Veel handelingen van het bestuur hebben een feitelijk karakter: het ophalen van huisvuil,
het herstellen van de weg etc. Ook particuliere ondernemers kunnen deze handelingen in
beginsel prima verrichten. Het is dan ook niet vreemd dat veel feitelijke handelingen door
bedrijven in opdracht van het bestuur worden verricht. Het bestuur zorgt dan voor de
aansturing door:
- Beleidsmatige kaders te stellen
- De benodigde besluiten te nemen
- Geld beschikbaar te stellen.
Het bestuur verricht ook veel rechtshandelingen. Zo kan een gemeente als rechtspersoon
computers kopen voor ambtenaren. De Staat der Nederlanden kan een aannemer opdracht
geven om de gebouwen van het parlement en de ministeries te verbouwen. Hier zijn
privaatrechtelijke rechtshandelingen aan de orde die herleidbaar zijn tot de betrokken
rechtspersoon. Het gaat in de regel om rechtshandelingen die niet alleen door de overheid,
maar in beginsel door iedere natuurlijke of rechtspersoon kunnen worden verricht. Voor het
verrichten van deze rechtshandelingen is daarom geen specifieke bestuursbevoegdheid
vereist.
Voor het verrichten van publiekrechtelijke rechtshandelingen is bestuursbevoegdheid wel
noodzakelijk. Het gaat dan in het bijzonder om de bevoegdheid om besluiten te nemen. Het
nemen van besluiten is een kernactiviteit van het bestuur.

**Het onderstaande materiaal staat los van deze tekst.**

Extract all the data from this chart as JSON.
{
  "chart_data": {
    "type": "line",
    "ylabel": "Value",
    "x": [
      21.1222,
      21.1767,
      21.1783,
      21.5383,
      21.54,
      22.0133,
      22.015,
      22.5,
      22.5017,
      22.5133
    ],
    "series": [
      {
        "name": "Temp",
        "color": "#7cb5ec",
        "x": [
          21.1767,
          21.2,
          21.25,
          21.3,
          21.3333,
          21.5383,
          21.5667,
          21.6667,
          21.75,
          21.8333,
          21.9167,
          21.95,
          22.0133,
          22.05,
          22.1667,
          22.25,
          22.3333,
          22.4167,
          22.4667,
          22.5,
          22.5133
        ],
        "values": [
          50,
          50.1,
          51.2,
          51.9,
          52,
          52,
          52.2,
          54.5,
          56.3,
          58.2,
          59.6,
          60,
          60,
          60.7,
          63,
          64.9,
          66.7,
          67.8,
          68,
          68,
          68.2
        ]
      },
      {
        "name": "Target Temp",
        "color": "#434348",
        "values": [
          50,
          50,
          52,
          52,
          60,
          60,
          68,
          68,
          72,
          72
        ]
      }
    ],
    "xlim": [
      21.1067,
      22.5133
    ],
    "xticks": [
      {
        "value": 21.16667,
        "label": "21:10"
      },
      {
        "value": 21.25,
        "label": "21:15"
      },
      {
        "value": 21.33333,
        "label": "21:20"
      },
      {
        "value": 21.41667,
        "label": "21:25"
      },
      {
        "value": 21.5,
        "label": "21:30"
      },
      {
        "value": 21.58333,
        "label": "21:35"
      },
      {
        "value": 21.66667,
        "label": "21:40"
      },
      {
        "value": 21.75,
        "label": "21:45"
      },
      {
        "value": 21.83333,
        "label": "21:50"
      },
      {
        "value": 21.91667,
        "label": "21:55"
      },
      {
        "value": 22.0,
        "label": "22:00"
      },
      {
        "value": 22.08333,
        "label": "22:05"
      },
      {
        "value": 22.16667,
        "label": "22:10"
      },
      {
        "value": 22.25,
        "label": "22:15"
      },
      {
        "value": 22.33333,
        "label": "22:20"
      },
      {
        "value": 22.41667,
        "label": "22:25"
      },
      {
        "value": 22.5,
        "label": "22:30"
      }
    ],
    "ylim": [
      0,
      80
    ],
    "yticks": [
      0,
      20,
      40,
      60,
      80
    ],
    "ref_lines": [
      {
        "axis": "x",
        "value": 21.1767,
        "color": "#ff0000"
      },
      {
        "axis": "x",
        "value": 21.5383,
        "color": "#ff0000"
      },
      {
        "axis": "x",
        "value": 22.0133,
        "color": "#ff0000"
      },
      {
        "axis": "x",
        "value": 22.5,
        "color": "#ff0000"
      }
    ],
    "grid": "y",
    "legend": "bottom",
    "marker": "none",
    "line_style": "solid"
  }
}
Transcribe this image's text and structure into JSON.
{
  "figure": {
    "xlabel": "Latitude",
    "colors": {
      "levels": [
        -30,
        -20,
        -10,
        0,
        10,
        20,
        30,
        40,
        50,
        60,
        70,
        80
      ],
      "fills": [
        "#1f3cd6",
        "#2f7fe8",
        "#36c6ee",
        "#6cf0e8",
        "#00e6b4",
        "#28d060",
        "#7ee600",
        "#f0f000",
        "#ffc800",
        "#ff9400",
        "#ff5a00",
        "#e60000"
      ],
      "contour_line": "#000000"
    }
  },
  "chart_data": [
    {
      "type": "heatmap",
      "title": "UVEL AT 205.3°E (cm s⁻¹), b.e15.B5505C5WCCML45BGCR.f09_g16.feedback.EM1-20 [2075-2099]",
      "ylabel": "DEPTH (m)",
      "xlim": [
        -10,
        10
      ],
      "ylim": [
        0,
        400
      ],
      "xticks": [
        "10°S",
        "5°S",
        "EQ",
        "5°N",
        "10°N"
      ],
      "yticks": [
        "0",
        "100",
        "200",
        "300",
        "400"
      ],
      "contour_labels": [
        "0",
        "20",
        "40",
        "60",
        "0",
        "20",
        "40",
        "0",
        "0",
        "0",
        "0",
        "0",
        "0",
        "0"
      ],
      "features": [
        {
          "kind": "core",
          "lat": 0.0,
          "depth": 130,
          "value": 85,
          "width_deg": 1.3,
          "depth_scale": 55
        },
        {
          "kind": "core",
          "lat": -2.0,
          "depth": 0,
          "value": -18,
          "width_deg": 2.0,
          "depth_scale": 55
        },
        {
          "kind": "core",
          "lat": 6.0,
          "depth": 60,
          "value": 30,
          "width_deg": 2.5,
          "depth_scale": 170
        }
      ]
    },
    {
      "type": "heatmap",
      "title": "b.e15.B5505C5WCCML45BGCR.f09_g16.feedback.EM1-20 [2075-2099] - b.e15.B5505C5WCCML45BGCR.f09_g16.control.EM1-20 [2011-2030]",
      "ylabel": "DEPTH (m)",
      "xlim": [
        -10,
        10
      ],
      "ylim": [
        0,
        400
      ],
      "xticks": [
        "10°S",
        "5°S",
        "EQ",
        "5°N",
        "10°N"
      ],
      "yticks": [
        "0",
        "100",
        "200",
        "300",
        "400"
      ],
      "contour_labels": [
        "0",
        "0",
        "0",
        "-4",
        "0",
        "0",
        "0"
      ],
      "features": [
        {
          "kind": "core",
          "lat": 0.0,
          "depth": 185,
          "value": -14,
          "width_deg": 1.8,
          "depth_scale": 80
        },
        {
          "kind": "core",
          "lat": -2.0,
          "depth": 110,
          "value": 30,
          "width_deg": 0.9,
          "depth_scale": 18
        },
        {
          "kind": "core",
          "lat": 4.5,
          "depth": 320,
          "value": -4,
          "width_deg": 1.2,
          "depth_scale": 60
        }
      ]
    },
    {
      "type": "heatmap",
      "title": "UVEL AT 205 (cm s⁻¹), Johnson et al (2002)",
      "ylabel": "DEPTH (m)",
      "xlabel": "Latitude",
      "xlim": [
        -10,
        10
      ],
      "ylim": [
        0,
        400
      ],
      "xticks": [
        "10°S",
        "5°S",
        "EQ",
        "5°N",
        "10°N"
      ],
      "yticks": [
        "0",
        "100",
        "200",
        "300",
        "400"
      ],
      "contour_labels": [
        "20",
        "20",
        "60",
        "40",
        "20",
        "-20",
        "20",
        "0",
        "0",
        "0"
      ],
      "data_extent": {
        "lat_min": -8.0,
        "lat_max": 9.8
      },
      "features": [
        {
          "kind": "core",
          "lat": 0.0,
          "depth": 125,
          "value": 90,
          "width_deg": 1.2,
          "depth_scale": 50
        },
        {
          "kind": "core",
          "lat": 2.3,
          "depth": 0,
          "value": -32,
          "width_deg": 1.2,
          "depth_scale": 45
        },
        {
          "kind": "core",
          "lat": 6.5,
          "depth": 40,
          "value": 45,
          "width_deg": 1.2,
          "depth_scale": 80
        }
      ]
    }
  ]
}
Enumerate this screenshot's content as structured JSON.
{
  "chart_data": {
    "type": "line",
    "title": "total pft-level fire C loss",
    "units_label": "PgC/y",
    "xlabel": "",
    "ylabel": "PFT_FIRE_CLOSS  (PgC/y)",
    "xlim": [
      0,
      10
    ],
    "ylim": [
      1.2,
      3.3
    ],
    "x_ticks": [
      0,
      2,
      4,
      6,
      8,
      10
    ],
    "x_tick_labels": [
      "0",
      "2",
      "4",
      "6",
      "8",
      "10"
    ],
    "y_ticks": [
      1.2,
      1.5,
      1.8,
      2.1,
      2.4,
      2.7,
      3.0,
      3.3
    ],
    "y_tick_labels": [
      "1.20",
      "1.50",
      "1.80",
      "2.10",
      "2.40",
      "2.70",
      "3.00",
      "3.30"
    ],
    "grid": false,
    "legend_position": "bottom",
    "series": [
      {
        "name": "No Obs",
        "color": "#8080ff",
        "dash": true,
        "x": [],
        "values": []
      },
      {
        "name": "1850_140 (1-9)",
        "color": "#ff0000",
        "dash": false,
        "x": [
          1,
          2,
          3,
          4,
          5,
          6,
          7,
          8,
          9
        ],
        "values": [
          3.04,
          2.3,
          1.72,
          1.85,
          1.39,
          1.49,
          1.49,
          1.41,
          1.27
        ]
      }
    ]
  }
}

De bevoegdheid om publiekrechtelijke rechtshandelingen te verrichten moet herleidbaar zijn
tot een door de wetgever aan het bestuursorgaan toegekende bestuursbevoegdheid. Dit
legaliteitsvereiste is onder meer van belang omdat het bestuursrecht sterk is gericht op de
eenzijdige publiekrechtelijke rechtshandeling: het besluit. Besluiten kunnen zo nodig tegen
de wil van een burger tot stand worden gebracht en gehandhaafd.
Het nemen van besluiten is een wezenlijke bestuursactiviteit. Door het nemen van besluiten
kan het bestuur de maatschappij sturen en ordenen.
,153 Hoofdindeling bestuurshandelingen
De hoofdindeling van de bestuurshandelingen maakt een onderscheid tussen:
- Feitelijke bestuurshandelingen
- Rechtshandelingen
De rechtshandelingen worden weer verdeeld in privaatrechtelijke en publiekrechtelijke
rechtshandelingen.
Tot de feitelijke handelingen van het bestuur kunnen ook worden gerekend de beslissing ter
voorbereiding van feitelijk handelen (Bv. De beslissing om in het stadspark zes bomen te
planten), feitelijk handelen als zodanig (het planten van bomen) en informatieverstrekking
(voorlichting via internet over de nieuwe plant in het stadspark).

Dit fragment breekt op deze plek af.